Syne Tune: Large-Scale and Reproducible Hyperparameter Optimization
This package provides state-of-the-art algorithms for hyperparameter optimization (HPO) with the following key features:
Wide coverage (>20) of different HPO methods, including:
Asynchronous versions to maximize utilization and distributed versions (i.e., with multiple workers);
Multi-fidelity methods supporting model-based decisions (BOHB, MOBSTER, Hyper-Tune, DyHPO, BORE);
Hyperparameter transfer learning to speed up (repeated) tuning jobs;
Multi-objective optimizers that can tune multiple objectives simultaneously (such as accuracy and latency).
HPO can be run in different environments (locally, AWS, simulation) by changing just one line of code.
Out-of-the-box tabulated benchmarks that allows you simulate results in seconds while preserving the real dynamics of asynchronous or synchronous HPO with any number of workers.
New tutorial: Using Syne Tune for Transfer Learning.
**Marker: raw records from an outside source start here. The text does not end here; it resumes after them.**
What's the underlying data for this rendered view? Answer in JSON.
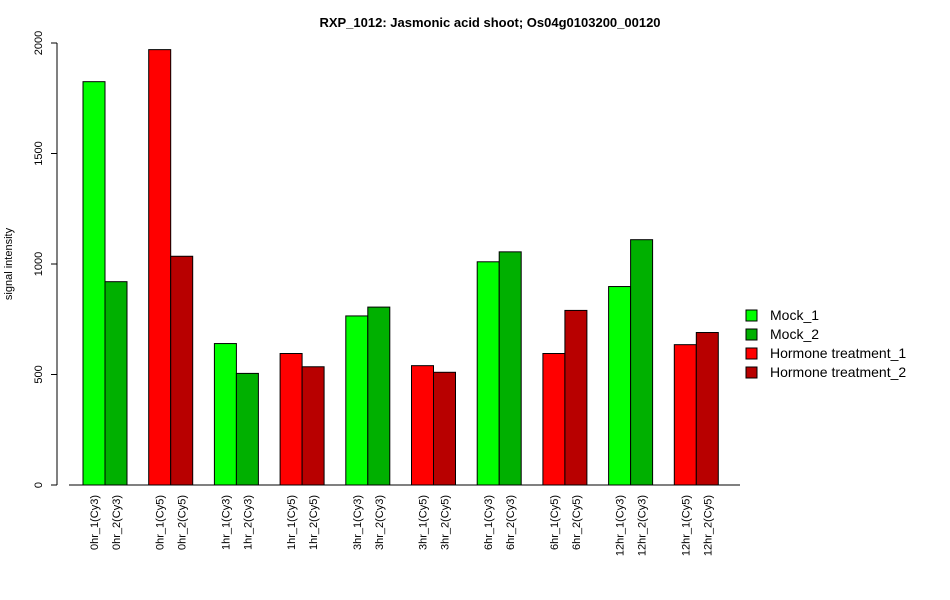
{
  "chart_data": {
    "type": "bar",
    "title": "RXP_1012: Jasmonic acid shoot; Os04g0103200_00120",
    "xlabel": "",
    "ylabel": "signal intensity",
    "ylim": [
      0,
      2000
    ],
    "yticks": [
      0,
      500,
      1000,
      1500,
      2000
    ],
    "grid": false,
    "legend_position": "right",
    "legend": [
      {
        "label": "Mock_1",
        "color": "#00ff00"
      },
      {
        "label": "Mock_2",
        "color": "#00b000"
      },
      {
        "label": "Hormone treatment_1",
        "color": "#ff0000"
      },
      {
        "label": "Hormone treatment_2",
        "color": "#b80000"
      }
    ],
    "groups": [
      {
        "bars": [
          {
            "label": "0hr_1(Cy3)",
            "value": 1825,
            "color": "#00ff00"
          },
          {
            "label": "0hr_2(Cy3)",
            "value": 920,
            "color": "#00b000"
          }
        ]
      },
      {
        "bars": [
          {
            "label": "0hr_1(Cy5)",
            "value": 1970,
            "color": "#ff0000"
          },
          {
            "label": "0hr_2(Cy5)",
            "value": 1035,
            "color": "#b80000"
          }
        ]
      },
      {
        "bars": [
          {
            "label": "1hr_1(Cy3)",
            "value": 640,
            "color": "#00ff00"
          },
          {
            "label": "1hr_2(Cy3)",
            "value": 505,
            "color": "#00b000"
          }
        ]
      },
      {
        "bars": [
          {
            "label": "1hr_1(Cy5)",
            "value": 595,
            "color": "#ff0000"
          },
          {
            "label": "1hr_2(Cy5)",
            "value": 535,
            "color": "#b80000"
          }
        ]
      },
      {
        "bars": [
          {
            "label": "3hr_1(Cy3)",
            "value": 765,
            "color": "#00ff00"
          },
          {
            "label": "3hr_2(Cy3)",
            "value": 805,
            "color": "#00b000"
          }
        ]
      },
      {
        "bars": [
          {
            "label": "3hr_1(Cy5)",
            "value": 540,
            "color": "#ff0000"
          },
          {
            "label": "3hr_2(Cy5)",
            "value": 510,
            "color": "#b80000"
          }
        ]
      },
      {
        "bars": [
          {
            "label": "6hr_1(Cy3)",
            "value": 1010,
            "color": "#00ff00"
          },
          {
            "label": "6hr_2(Cy3)",
            "value": 1055,
            "color": "#00b000"
          }
        ]
      },
      {
        "bars": [
          {
            "label": "6hr_1(Cy5)",
            "value": 595,
            "color": "#ff0000"
          },
          {
            "label": "6hr_2(Cy5)",
            "value": 790,
            "color": "#b80000"
          }
        ]
      },
      {
        "bars": [
          {
            "label": "12hr_1(Cy3)",
            "value": 898,
            "color": "#00ff00"
          },
          {
            "label": "12hr_2(Cy3)",
            "value": 1110,
            "color": "#00b000"
          }
        ]
      },
      {
        "bars": [
          {
            "label": "12hr_1(Cy5)",
            "value": 635,
            "color": "#ff0000"
          },
          {
            "label": "12hr_2(Cy5)",
            "value": 690,
            "color": "#b80000"
          }
        ]
      }
    ]
  }
}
Transfer learning allows us to speed up our current optimisation by learning from related optimisation runs. Syne Tune provides a number of transfer HPO methods and makes it easy to implement new ones. Thanks to Sigrid for this contribution.
DyHPO. This is a recent multi-fidelity method, which can be seen as alternative to ASHA, MOBSTER or HyperTune. Different to these, decisions on whether to promote paused trials are done based on the surrogate model. Our implementation differs from the published work by using a Gaussian process surrogate model, and by a promotion rule which is a hybrid between DyHPO and ASHA.
New tutorial: How to Contribute a New Scheduler. Learn how to implement your own scheduler, wrap external code, or modify one of the existing templates in order to get your job done.
New tutorial: Benchmarking in Syne Tune. You’d like to run many experiments in parallel, or launch training jobs on different instances, all by modifying some simple scripts to your needs? Then our benchmarking mechanism is for you.
New tutorial: Progressive ASHA. PASHA is a variant of ASHA where the maximum number of resources (e.g., maximum number of training epochs) is not fixed up front, but is adapted. This can lead to savings when training on large datasets. Thanks to Ondre for this contribution.